I was standing with Jeff. He was the kind of guy who really seemed to have his act together. He walked with an air of confidence that most aspire to. Muscular. Sure. In Control.

Yet he had carried a fear of public speaking since the time he was eight. Anxiety would ripple from the depths of his soul and wind through his entire body at the mere thought of getting in front of a room, and opening his mouth.

And I had just wiped out his fear in two minutes.

I could see the joy in his eyes as he cracked an electric smile that told me his problem was gone forever.

And my life was changed forever was well.

As the warmth spread through my body and the slow-moving lightning bolt of inspiration filled my body from above, I knew I wanted to learn all there was to know about this exciting changework technology.

To make my life better.

To make others’ lives better.

I have clients all over the country, and often have sessions over Skype. I could choose to live anywhere to do that, yet I live in the Silicon Valley. People often ask me why. The answer provides insight into not just where I do what I do, but also why I do what I do.

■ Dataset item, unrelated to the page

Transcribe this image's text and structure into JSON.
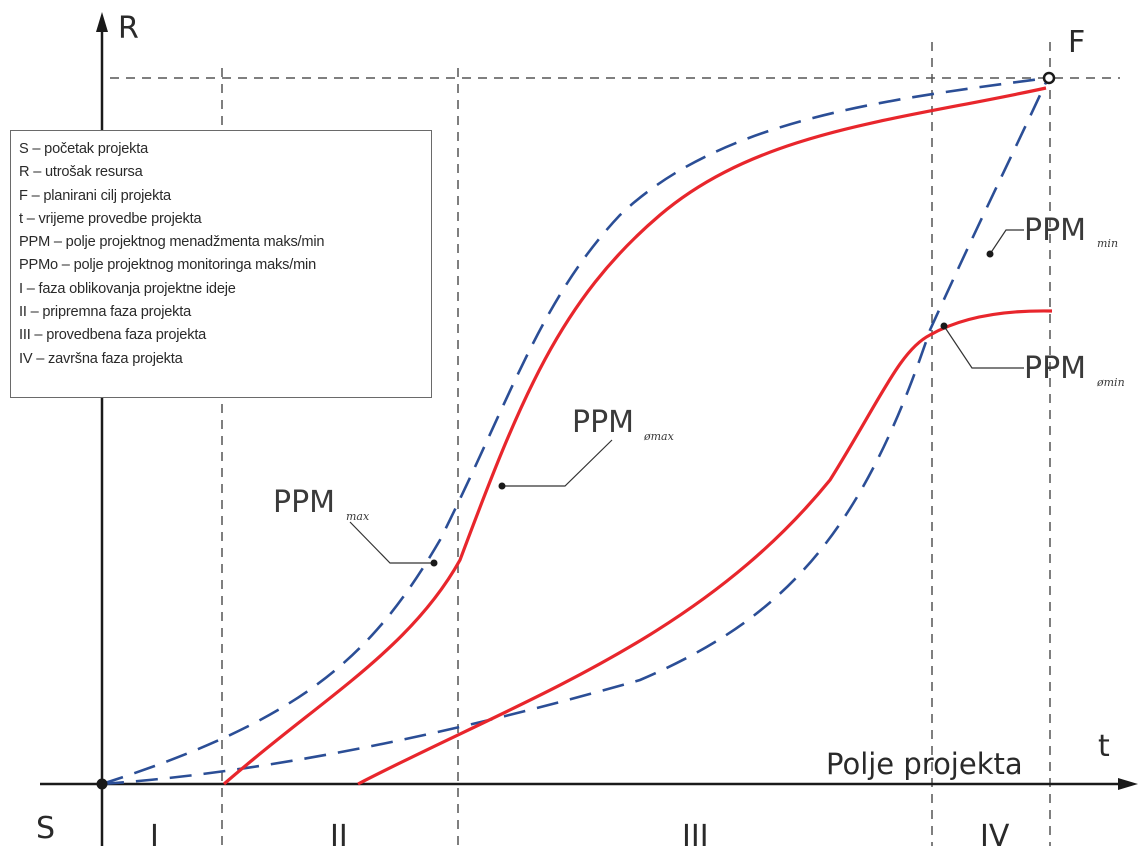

There are several energies here in Silicon Valley that run deep.

One energy is that of innovation. People come from all over the world to live and work here; there is a strong spirit of innovation. It shows in the world-famous companies like Apple and Google, both of which are less than 10 minutes drive from my house.

That energy has created great new products and companies that set out to “change the world.” It also provides for the complementary energy of new ideas and ways of thinking and being.

It is also the birthplace of NLP, one of my favorite (and most effective) change work modalities. Its the one that helped Jeff so much.

The reality is that this is one of the best places in the world to be involved in personal development. Speaking to you as someone who values that, I am always learning and growing myself. And here in the Bay Area, a person could attend a seminar, workshop, lecture, or informal event any day of the week. And, I have a ready audience to share my ideas with in the workshops that I give on a regular basis.

Here, people are open to new ideas. So when someone comes into my office, it is likely they have read a book, listened to an audio, or been to a seminar that has had a theme of personal change. And openness to change is a precursor to that change happening.

For me, I like to learn and use the fastest and most effective tools for change. So here I sit in the center of innovation, helping people make their goals and dreams seem a little closer, whether its a goal to conquer public speaking or something else.